Au Proche-Orient, le mégalithisme est né d’une forme ancienne de monumentalisme apparue dans le sud de l’Anatolie, à Göbekli Tepe, dès le IXe millénaire av. J.-C. Cette architecture, destinée à accueillir des rites funéraires ou commémoratifs, se développe dans le Levant et en Arabie à la fin du Chalcolithique et au début du Bronze ancien (IVe - IIIe millénaires av. J.-C.).
Les constructions funéraires (dolmens, tombes tours, tumuli) sont des structures monumentales en élévation, formées d’une chambre construite avec des dalles ou des murs en pierre sèche. Les menhirs – des monuments commémoratifs – sont des monolithes isolés ou alignés. On retrouve ces monuments par milliers en Turquie, en Syrie, au Liban, en Jordanie, en Israël, dans les Territoires contestés, dans le Sinaï en Égypte et dans toute l’Arabie.
Carte de répartition du mégalithisme au Proche-Orient.

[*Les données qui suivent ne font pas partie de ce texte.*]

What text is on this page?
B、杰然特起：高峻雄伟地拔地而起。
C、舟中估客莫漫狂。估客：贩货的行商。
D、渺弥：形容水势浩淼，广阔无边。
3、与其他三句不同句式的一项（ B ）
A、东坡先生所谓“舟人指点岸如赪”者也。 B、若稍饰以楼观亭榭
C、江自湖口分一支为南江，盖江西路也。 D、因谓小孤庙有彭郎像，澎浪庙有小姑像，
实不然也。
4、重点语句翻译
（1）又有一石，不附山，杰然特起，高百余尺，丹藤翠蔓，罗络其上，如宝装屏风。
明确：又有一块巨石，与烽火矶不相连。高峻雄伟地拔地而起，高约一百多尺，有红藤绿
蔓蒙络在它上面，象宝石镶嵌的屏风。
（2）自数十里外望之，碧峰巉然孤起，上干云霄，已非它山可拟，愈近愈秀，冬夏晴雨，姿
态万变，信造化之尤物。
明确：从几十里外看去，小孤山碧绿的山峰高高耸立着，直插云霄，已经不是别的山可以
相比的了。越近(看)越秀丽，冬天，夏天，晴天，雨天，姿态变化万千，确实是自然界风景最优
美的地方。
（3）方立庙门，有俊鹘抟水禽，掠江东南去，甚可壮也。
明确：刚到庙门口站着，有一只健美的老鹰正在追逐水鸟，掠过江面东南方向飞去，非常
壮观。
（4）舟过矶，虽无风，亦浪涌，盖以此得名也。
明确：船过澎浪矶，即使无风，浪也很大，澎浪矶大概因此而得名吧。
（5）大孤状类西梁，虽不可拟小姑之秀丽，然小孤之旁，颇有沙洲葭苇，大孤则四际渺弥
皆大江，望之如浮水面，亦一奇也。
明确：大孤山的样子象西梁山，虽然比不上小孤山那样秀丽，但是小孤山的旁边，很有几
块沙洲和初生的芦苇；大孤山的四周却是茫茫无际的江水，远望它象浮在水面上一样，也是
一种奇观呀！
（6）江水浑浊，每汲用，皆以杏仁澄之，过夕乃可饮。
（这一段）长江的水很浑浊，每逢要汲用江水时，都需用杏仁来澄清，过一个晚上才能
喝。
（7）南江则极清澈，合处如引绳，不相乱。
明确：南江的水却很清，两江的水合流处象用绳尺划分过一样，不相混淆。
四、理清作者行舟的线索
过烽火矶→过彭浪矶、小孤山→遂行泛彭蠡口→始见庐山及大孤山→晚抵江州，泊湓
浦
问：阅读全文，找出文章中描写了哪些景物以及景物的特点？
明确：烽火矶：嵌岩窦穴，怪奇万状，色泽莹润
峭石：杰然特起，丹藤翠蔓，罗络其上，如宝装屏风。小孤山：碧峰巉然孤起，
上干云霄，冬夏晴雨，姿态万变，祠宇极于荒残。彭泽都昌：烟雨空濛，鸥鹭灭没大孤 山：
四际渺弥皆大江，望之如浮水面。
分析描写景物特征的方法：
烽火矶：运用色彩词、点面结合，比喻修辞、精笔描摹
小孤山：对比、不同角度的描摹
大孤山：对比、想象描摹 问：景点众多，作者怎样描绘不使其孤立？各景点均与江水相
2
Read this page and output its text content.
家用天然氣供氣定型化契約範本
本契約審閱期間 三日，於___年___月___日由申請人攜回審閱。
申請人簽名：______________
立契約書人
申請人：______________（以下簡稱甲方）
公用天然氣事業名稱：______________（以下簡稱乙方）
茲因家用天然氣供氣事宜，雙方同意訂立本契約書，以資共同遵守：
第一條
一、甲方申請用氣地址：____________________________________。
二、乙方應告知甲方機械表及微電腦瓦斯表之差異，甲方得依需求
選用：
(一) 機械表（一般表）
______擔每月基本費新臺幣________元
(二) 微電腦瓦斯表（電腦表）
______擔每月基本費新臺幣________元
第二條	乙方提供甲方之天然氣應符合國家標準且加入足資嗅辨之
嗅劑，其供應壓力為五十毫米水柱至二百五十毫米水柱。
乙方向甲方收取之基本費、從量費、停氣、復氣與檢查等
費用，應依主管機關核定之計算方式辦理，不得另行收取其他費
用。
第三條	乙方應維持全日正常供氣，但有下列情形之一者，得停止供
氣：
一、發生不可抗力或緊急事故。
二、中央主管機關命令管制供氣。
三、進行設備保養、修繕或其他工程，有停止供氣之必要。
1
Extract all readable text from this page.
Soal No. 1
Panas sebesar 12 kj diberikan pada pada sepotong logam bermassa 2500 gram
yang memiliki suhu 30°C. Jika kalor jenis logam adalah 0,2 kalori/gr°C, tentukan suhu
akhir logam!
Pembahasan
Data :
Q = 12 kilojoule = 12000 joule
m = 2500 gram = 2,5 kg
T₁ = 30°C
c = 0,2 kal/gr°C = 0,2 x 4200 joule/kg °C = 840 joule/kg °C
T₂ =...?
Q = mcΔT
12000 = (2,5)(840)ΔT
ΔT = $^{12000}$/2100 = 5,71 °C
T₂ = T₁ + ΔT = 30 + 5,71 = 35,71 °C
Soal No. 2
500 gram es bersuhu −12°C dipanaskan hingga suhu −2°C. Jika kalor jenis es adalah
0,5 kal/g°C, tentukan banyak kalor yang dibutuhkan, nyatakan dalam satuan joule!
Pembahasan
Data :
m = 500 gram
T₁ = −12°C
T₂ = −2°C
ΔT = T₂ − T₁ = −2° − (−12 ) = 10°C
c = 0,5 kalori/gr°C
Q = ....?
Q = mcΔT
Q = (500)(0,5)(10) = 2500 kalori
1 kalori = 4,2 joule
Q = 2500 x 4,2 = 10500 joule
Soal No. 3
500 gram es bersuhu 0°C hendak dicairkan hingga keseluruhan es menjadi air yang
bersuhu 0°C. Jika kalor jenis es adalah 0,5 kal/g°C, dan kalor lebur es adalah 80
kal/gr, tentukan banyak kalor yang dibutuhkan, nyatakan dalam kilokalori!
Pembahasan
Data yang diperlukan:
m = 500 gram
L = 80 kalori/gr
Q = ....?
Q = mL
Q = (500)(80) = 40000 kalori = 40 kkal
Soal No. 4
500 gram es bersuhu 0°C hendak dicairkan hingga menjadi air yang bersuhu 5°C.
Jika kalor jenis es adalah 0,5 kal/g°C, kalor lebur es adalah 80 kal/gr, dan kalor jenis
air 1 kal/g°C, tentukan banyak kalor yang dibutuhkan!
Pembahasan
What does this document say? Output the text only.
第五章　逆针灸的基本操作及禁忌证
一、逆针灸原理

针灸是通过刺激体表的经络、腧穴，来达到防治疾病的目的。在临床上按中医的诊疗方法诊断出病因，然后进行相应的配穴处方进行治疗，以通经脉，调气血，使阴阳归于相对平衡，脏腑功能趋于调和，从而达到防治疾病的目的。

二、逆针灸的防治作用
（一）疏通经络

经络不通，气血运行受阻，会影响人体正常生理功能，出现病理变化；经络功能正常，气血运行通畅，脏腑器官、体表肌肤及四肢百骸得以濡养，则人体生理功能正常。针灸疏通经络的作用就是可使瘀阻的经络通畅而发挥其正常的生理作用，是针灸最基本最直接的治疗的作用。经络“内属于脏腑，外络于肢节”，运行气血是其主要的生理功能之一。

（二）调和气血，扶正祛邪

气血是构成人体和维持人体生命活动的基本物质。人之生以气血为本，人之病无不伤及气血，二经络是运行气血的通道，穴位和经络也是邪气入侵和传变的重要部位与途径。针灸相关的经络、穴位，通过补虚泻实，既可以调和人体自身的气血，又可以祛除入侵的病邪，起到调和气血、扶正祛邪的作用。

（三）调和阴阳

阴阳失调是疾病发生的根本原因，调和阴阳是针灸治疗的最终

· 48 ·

Le mégalithisme est aussi associé à une architecture domestique avec des maisons rectangulaires ou à double abside qui impliquent la manipulation de très grands blocs. On en trouve au Liban à Menjez, dans le sud de la Syrie à Qarassa et à Sharaya et au nord de la Jordanie à Jebel Mutawwaq. La plupart de ces maisons mégalithiques forment des hameaux ou des gros villages et sont associées à des nécropoles de tombes mégalithiques. Leur installation est liée à la présence de ressources exploitables (zones arboricoles et de pâturage, mines de silex, de lapis lazuli ou de sel) mais aussi à l’accès à de grandes dalles pour la construction des tombeaux et parfois des habitats. Les sociétés à mégalithes profitent de ces ressources pour s’enrichir en les échangeant avec les cités-États, de petits royaumes indépendants.
Dans les années 1940, les pères jésuites ont découvert une centaine de monuments mégalithiques dans plusieurs villages du Akkar qui en ont conservé des vestiges. Les monuments restants – en excellent état de conservation – sont construits à l’aide de gros blocs de basalte, abondants dans cette partie du Liban.
À Menjez, les chambres sont circulaires, semi-circulaires ou quadrangulaires, avec un système de couverture en encorbellement. Certains monuments sont entourés par un enclos funéraire. Leur disposition topographique est sur un replat, une pente ou une rupture de pente. Dans les tombes mégalithiques levantines, les défunts étaient déposés directement contre le sol, sans préparation particulière, accompagnés de bijoux, d’objets précieux et d’offrandes.
Le mobilier archéologique associé aux mégalithes de Menjez provient essentiellement des fouilles effectuées par le père Tallon dès la fin des années 1950 et ce jusqu’en 1969. La céramique constitue la grande majorité du mobilier. Elle témoigne d’une phase de construction des dolmens qui a commencé à la fin du Chalcolithique (4500-3500 av. J.-C.) et au début du Bronze ancien I (3500-3100 av J.-C.). Puis ce phénomène s’essouffle au Bronze ancien III (2700-2500 av J.-C.), comme dans la plupart des nécropoles du Proche-Orient. Les tombes ont été largement réoccupées au Bronze moyen et à la période romaine. Très fragmentée, cette vaisselle en terre cuite modelée est constituée de récipients culinaires de petites dimensions (coupes, bols, plats, petits vases de stockage, etc.), comme d’ordinaire en milieu funéraire. Quelques tombes ont livré des parures comme des bracelets en obsidienne, mais surtout des perles de roches diverses, parfois de provenance lointaine (cornaline, jaspe rouge, cristal de roche, stéatite, etc.), des sceaux-cylindres, des cachets et du matériel lithique.
Dans le dolmen de Kroum Metowmeh, à Menjez, les bâtisseurs ont soigneusement disposé en face du couloir qui mène à la chambre, un bloc orné d’un épais serpent dont la tête plonge vers le sol. Une fissure naturelle de la roche évoque la langue du serpent. À l’extérieur de ce dolmen, au sol, c’est un pictogramme de serpent lové qui a été dessiné sur une pierre. Pour l’édifice allongé de Qana Maabour, le même scénario de serpents en bas-relief sur des dalles plantées se répète, de même que dans le mur externe de l’édifice se trouve un bloc avec un serpent lové, surmonté d’une ligne ondulante qui schématise un serpent. Les hommes et les femmes de Menjez vouaient une attention toute particulière à cet animal. Si on peut y voir un symbole protecteur pour les défunts, c’est aussi l’image de la transformation, du passage entre le monde extérieur et le monde souterrain.